Aer Lingus last year agreed to a new plan to provide €190m to establish a new defined contribution pension scheme for staff to replace the IASS which was drafted by a government-backed expert panel.

Commenting on the results, the Aer Lingus chairman Colm Barrington also reiterated the board’s support for the €1.4bn bid from IAG.

The airline said today that total revenue for 2014 was up 9.2pc to €1.6bn, compared to €1.4bn in 2013.

During 2014 Aer Lingus’ total network passengers surpassed 11 million for the first time in its history.

Meanwhile, Labour is expected to ramp up opposition to the €1.4bn Aer Lingus takeover.

An emergency motion opposing the sale of the State’s stake in the airline will be put before Labour members at their conference in Killarney this week.

An expected vote in favour of the motion will cement opposition to the deal and leave Fine Gael with a major headache.

Last night, former minister Pat Rabbitte admitted he is a lone voice in his support of the Government selling its 25pc stake in the airline to international aviation giant IAG.

The growing unease in Labour comes as Aer Lingus unions held fresh talks with the company’s chief executive Stephen Kavanagh and IAG chairman Willie Walsh.

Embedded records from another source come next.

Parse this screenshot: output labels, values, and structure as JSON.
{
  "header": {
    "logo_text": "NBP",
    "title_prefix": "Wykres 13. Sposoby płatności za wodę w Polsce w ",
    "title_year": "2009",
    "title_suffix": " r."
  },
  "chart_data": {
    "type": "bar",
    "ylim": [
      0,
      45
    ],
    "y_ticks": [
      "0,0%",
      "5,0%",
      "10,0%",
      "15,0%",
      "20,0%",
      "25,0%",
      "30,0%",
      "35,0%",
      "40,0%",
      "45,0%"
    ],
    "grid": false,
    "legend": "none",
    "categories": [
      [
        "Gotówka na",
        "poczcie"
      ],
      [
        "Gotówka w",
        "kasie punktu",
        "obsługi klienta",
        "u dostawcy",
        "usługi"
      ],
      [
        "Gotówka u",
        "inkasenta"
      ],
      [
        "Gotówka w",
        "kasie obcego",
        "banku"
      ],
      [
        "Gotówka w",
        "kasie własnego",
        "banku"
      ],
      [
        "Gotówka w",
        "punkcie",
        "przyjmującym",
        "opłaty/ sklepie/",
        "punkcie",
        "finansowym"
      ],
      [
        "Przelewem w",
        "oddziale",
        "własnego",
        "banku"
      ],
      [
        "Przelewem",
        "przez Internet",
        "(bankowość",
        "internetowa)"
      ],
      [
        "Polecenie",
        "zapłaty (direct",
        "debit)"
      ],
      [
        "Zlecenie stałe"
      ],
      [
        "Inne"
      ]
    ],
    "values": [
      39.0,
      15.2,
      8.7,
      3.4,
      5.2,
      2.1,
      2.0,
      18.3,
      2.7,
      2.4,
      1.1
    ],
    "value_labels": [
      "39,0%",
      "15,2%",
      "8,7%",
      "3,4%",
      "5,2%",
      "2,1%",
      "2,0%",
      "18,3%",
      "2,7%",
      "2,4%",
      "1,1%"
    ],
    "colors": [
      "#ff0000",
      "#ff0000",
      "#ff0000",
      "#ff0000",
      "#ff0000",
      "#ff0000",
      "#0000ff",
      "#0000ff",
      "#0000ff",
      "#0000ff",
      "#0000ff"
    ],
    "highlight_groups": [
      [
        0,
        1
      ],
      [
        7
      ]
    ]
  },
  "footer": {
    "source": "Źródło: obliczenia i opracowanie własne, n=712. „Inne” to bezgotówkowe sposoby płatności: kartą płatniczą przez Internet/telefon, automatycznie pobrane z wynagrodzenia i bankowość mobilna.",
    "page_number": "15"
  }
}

Earlier, unions disowned comments by secretary of the airline’s group of unions Myles Worth, who suggested workers were warming to the IAG deal.

Government sources said they were “bemused” by the “shambolic” union row and insisted it would have no impact on its decision.

The Herald understands senior Labour figures are drafting an emergency motion on the Aer Lingus deal that will be put before the membership in Killarney on Friday.

The exact wording of the motion has yet to be determined, but it will voice strong opposition to the deal.

If members vote in favour of the motion, Labour opposition to the sale will be copper-fastened in party policy and Tanaiste Joan Burton would be forced to reject the deal.

The motion is being prepared by members of the so called Aer Lingus 7, a group of mostly North Dublin TDs who have been adamantly against the sale from the outset.